How to use this solution template

  1. Go to template Extract data from PDF. Create a New connection to your Azure AI Document Intelligence resource or choose an existing connection.

    Screenshot of how to create a new connection or select an existing connection from a drop-down menu to an Azure AI Document Intelligence connection in template set-up.

    In your connection to Azure AI Document Intelligence, make sure to add a Linked service Parameter. You'll need to use this url parameter as your dynamic Base URL. You will also need to add a new Auth header under Auth headers. The name should be Ocp-Apim-Subscription-Key and the value should be the key value you find from your Azure Resource.

    Screenshot of the linked service base URL that references the linked service parameter and Auth headers to add.

  2. Create a New connection to your destination storage store or choose an existing connection. The chosen destination is where the extracted PDF data is stored.

    Screenshot of how to create a new connection or select existing connection from a drop-down menu to your sink in template set-up.

  3. Select Use this template.

    Screenshot of how to complete the template by clicking use this template at the bottom of the screen.

  4. You should see the following pipeline.

    Screenshot of pipeline view with web activity linking to a dataflow activity.

  5. Navigate to the Data flow activity and find Settings. Here you need to add dynamic content for your linked service url parameter. After clicking Add dynamic content, the Pipeline expression builder will open. Select Cognitive Services - POST activity output. Then, type or copy and paste ".output.ADFWebActivityResponseHeaders['Operation-Location']." You should see the following expression in your expression builder.

    Screenshot of pipeline view of the dataflow activity settings.
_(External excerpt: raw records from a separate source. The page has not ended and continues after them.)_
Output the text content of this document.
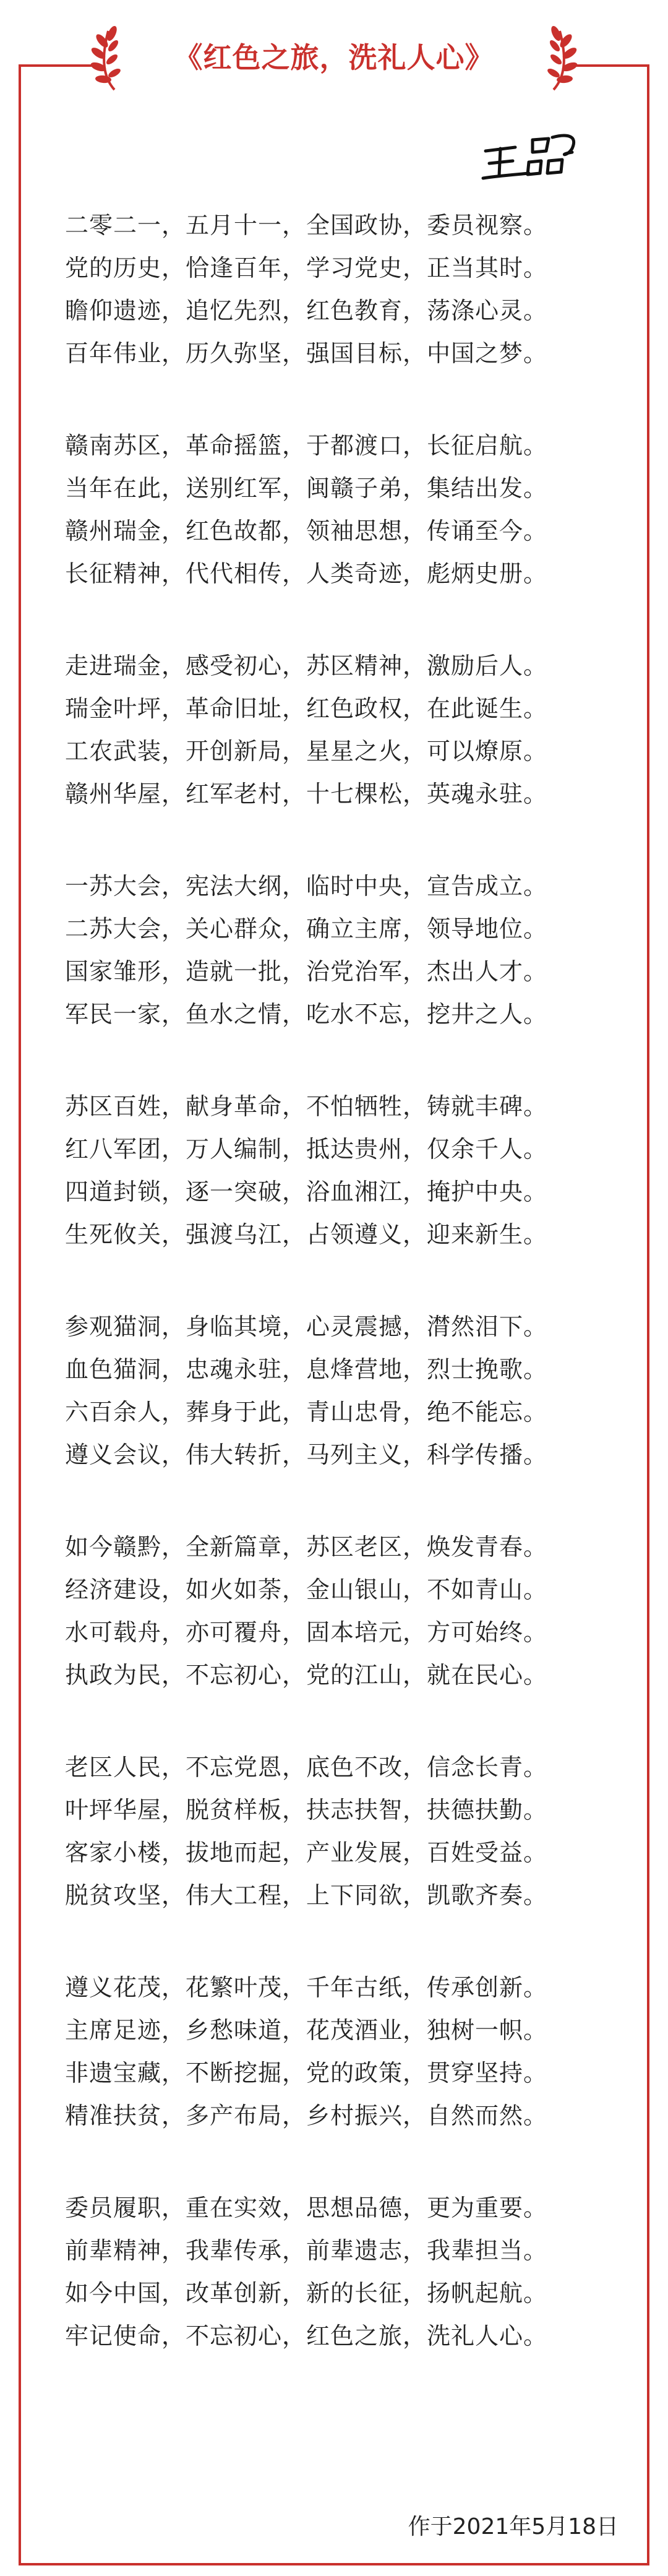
《红色之旅，洗礼人心》
二零二一，五月十一，全国政协，委员视察。
党的历史，恰逢百年，学习党史，正当其时。
瞻仰遗迹，追忆先烈，红色教育，荡涤心灵。
百年伟业，历久弥坚，强国目标，中国之梦。
赣南苏区，革命摇篮，于都渡口，长征启航。
当年在此，送别红军，闽赣子弟，集结出发。
赣州瑞金，红色故都，领袖思想，传诵至今。
长征精神，代代相传，人类奇迹，彪炳史册。
走进瑞金，感受初心，苏区精神，激励后人。
瑞金叶坪，革命旧址，红色政权，在此诞生。
工农武装，开创新局，星星之火，可以燎原。
赣州华屋，红军老村，十七棵松，英魂永驻。
一苏大会，宪法大纲，临时中央，宣告成立。
二苏大会，关心群众，确立主席，领导地位。
国家雏形，造就一批，治党治军，杰出人才。
军民一家，鱼水之情，吃水不忘，挖井之人。
苏区百姓，献身革命，不怕牺牲，铸就丰碑。
红八军团，万人编制，抵达贵州，仅余千人。
四道封锁，逐一突破，浴血湘江，掩护中央。
生死攸关，强渡乌江，占领遵义，迎来新生。
参观猫洞，身临其境，心灵震撼，潸然泪下。
血色猫洞，忠魂永驻，息烽营地，烈士挽歌。
六百余人，葬身于此，青山忠骨，绝不能忘。
遵义会议，伟大转折，马列主义，科学传播。
如今赣黔，全新篇章，苏区老区，焕发青春。
经济建设，如火如荼，金山银山，不如青山。
水可载舟，亦可覆舟，固本培元，方可始终。
执政为民，不忘初心，党的江山，就在民心。
老区人民，不忘党恩，底色不改，信念长青。
叶坪华屋，脱贫样板，扶志扶智，扶德扶勤。
客家小楼，拔地而起，产业发展，百姓受益。
脱贫攻坚，伟大工程，上下同欲，凯歌齐奏。
遵义花茂，花繁叶茂，千年古纸，传承创新。
主席足迹，乡愁味道，花茂酒业，独树一帜。
非遗宝藏，不断挖掘，党的政策，贯穿坚持。
精准扶贫，多产布局，乡村振兴，自然而然。
委员履职，重在实效，思想品德，更为重要。
前辈精神，我辈传承，前辈遗志，我辈担当。
如今中国，改革创新，新的长征，扬帆起航。
牢记使命，不忘初心，红色之旅，洗礼人心。
作于2021年5月18日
    Screenshot of the Pipeline expression builder with the dataflow dynamic content displayed.

  6. Click OK to return back to the pipeline.

  7. Next, select Debug.

    Screenshot of how to Debug pipeline using the debug button on the top banner of the screen.

  8. Enter parameter values, review results, and publish.

    Screesnhot of where to enter pipeline debug parameters on a panel to the right.

    Screenshot of the results that return when the pipeline is triggered.